パネトーネとは
クリスマスの時期になると、世界中の菓子店やスーパーマーケットでドーム形のペストリーを目にすることが増えます。それが、イタリア生まれのクリスマスケーキ「パネトーネ」です。しかし、パネトーネは単なるケーキ以上の特別な存在です。豊かなフレーバー、独特の製造過程、そして深い歴史と伝統が詰まっています。
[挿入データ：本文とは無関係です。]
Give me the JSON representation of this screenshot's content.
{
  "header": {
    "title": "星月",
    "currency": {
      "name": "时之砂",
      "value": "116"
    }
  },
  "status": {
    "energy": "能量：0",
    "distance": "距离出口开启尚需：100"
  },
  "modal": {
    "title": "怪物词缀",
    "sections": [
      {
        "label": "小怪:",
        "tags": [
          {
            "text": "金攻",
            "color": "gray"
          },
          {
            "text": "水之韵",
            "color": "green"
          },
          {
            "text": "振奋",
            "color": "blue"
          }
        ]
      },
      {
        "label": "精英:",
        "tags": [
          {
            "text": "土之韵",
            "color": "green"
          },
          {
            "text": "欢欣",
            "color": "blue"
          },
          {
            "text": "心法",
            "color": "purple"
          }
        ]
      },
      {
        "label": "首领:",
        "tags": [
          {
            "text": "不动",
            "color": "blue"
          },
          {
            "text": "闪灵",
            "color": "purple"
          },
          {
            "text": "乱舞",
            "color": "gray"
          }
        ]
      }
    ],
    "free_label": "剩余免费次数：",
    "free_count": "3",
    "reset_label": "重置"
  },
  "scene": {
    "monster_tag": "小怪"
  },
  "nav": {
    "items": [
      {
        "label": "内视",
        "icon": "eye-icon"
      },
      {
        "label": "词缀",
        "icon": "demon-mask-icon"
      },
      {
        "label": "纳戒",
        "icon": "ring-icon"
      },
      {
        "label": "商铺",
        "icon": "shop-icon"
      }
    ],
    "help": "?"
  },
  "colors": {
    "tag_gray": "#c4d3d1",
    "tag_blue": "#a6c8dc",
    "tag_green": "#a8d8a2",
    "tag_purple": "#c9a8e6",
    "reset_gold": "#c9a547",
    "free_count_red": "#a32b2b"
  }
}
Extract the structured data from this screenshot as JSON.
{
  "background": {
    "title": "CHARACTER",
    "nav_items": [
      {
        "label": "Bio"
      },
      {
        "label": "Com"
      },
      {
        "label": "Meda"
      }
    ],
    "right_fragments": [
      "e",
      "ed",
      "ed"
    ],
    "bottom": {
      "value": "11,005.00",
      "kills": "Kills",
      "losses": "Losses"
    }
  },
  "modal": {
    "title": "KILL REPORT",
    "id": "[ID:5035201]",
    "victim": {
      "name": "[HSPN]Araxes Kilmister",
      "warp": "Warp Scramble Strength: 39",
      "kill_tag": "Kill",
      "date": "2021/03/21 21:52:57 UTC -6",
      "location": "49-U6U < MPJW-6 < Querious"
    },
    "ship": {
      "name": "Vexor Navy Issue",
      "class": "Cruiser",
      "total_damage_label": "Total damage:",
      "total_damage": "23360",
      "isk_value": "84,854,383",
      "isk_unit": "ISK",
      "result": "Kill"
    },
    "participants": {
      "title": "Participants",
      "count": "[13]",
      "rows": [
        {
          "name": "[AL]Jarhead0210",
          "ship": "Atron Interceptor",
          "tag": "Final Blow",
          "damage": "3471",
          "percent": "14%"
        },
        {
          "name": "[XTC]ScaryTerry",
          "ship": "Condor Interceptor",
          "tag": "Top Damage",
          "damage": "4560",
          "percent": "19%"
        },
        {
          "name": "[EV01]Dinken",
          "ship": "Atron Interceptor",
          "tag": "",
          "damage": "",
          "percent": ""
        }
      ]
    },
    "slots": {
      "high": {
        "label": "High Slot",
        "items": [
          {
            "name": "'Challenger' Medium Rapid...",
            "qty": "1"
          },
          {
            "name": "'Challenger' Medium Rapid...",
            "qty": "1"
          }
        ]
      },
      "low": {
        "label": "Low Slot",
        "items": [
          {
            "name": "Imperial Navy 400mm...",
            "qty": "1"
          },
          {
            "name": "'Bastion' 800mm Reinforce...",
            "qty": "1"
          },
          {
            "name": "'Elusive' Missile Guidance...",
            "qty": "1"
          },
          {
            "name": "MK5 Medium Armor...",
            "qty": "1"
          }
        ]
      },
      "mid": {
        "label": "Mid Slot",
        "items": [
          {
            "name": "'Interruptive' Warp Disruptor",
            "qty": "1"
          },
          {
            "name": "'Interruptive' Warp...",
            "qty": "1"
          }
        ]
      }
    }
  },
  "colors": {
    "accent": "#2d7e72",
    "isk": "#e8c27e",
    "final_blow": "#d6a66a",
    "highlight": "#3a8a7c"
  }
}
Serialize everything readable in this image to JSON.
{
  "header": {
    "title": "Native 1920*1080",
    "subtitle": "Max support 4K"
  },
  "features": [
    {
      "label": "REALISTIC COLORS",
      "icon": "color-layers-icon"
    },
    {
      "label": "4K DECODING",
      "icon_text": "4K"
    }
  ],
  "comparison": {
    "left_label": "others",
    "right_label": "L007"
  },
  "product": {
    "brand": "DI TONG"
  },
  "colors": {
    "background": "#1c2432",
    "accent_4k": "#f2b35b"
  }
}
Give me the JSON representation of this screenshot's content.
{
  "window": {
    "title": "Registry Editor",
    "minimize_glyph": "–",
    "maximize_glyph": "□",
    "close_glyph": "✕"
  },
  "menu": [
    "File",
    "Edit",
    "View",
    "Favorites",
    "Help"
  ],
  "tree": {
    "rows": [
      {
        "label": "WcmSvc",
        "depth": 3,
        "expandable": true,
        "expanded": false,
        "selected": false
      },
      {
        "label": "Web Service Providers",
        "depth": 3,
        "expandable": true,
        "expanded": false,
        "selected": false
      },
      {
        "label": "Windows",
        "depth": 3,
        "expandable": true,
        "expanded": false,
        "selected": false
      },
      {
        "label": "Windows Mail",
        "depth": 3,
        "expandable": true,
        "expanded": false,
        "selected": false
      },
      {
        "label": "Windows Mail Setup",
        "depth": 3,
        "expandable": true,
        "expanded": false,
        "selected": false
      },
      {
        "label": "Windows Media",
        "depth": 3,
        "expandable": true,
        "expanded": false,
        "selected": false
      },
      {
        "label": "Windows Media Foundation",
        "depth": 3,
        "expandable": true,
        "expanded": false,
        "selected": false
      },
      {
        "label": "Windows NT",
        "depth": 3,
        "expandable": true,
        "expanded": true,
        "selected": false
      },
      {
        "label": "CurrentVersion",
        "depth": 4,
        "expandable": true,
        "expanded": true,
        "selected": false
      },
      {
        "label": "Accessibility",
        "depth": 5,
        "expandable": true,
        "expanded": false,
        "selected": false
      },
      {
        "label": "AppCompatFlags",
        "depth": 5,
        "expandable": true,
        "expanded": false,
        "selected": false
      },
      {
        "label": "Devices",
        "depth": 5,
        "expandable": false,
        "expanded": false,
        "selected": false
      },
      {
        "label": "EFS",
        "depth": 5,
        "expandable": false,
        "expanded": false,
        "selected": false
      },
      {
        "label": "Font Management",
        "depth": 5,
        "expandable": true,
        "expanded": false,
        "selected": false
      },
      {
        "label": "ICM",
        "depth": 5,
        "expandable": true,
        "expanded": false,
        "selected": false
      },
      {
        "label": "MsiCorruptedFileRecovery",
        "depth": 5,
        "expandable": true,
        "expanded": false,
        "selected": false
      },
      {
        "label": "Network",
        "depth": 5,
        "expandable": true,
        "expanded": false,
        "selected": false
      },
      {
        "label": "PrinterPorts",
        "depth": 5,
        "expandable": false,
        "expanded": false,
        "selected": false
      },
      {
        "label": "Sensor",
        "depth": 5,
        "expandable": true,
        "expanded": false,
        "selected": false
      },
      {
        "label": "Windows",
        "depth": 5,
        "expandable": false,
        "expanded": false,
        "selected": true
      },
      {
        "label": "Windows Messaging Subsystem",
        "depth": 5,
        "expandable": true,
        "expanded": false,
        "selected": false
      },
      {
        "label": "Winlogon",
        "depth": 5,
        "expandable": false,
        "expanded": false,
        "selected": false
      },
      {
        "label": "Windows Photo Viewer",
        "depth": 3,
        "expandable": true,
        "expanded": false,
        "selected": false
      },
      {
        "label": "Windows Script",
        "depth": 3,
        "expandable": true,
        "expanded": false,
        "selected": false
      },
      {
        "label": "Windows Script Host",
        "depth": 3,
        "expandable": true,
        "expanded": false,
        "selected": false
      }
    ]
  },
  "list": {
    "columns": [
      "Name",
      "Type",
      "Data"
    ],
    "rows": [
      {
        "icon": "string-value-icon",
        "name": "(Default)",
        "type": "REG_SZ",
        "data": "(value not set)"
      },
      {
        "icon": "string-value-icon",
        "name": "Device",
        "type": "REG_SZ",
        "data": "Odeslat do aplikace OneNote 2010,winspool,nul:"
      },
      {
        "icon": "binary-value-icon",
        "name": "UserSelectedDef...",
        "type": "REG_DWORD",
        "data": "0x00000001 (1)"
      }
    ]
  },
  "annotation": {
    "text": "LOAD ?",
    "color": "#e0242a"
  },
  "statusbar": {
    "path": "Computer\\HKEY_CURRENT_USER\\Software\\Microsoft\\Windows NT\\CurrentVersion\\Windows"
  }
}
この記事では、パネトーネがどのような魅力を持つのかを解説し、今年のクリスマスをより特別なものにするお手伝いができればと思います。
パネトーネとは?
パネトーネとは、イタリア・ミラノ発祥の伝統的なクリスマスケーキで、卵や砂糖、バターをたっぷり使ったリッチな生地にドライフルーツが加えられています。そのふわふわとした軽い食感と、ドライフルーツの甘酸っぱい香りが魅力です。「パネトーネ」という名前は、イタリア語で「大きなパン」という意味で、特にパネトーネ種と呼ばれる自然酵母を使って作られるのが特徴です。この酵母は乳酸菌と酵母が共存する複合酵母で、イタリア北部の限られた地域でしか培養が難しいとされています。パネトーネ種を使用したパンは、日持ちが良く、独特の風味とやわらかな口当たりが楽しめます。
パネトーネの歴史
パネトーネの誕生にはいくつかの説がありますが、その一つにミラノを統治していたスフォルツァ家で起こったエピソードがあります。クリスマスの晩餐用ケーキを焦がしてしまったシェフに代わり、トーニという見習いコックが急遽、小麦粉、卵、砂糖、レーズンを使ってデザートパンを作ったところ、大変好評だったといいます。この「トーニのパン」が「パン・デ・トーニ」、さらには「パネトーネ」という名前に変わり、今日に至っています。
パネトーネとクリスマスの関係
パネトーネは、イタリアでクリスマスに欠かせない一品として愛されています。中世のころのイタリアでは小麦粉が貴重な食材であったため、パネトーネは特別なごちそうとして、キリストの生誕を祝うクリスマスに食べられるようになりました。また、パネトーネと並んでイタリアのクリスマスには「パンドーロ」というもう一つの伝統的なケーキも欠かせません。パンドーロは「黄金のパン」を意味し、バターと卵をふんだんに使った星形のケーキです。クリスマスシーズンには、パネトーネとパンドーロのどちらが好きかという話題もよく耳にします。
パネトーネの作り方
パネトーネは、強力粉、パネトーネ種、砂糖、卵、バターなどの材料を混ぜ合わせ、捏ねてからレーズンやオレンジピールなどのドライフルーツを加えて作られます。本格的なパネトーネは、何十時間もかけて発酵させ、紙型に入れて焼き上げ、焼きあがった後は逆さまに吊るして1~2日かけて冷ますという手間のかかる工程が特徴です。クリスマス前から少しずつカットして食べ続けるのが一般的で、日が経つごとにドライフルーツが生地に馴染んでいくことで味が変化するのを楽しむことができます。そのまま食べるほか、アイスクリームや生クリームを添えたり、トーストして楽しむのもおすすめです。さらに、生ハムやスモークサーモン、サラミなどの塩気のある食材ともよく合うので、さまざまな楽しみ方ができます。
まとめ
パネトーネは、イタリア・ミラノ発祥の伝統的なクリスマスケーキで、リッチな生地にドライフルーツが加えられたふわふわの菓子パンです。その名前は「大きなパン」を意味し、パネトーネ種という特殊な自然酵母を使用することで独特の風味と日持ちの良さを実現しています。クリスマスに特別なごちそうとして楽しまれ、長い歴史と手間のかかる製造工程を経て、家庭でもさまざまなアレンジで味わうことができる一品です。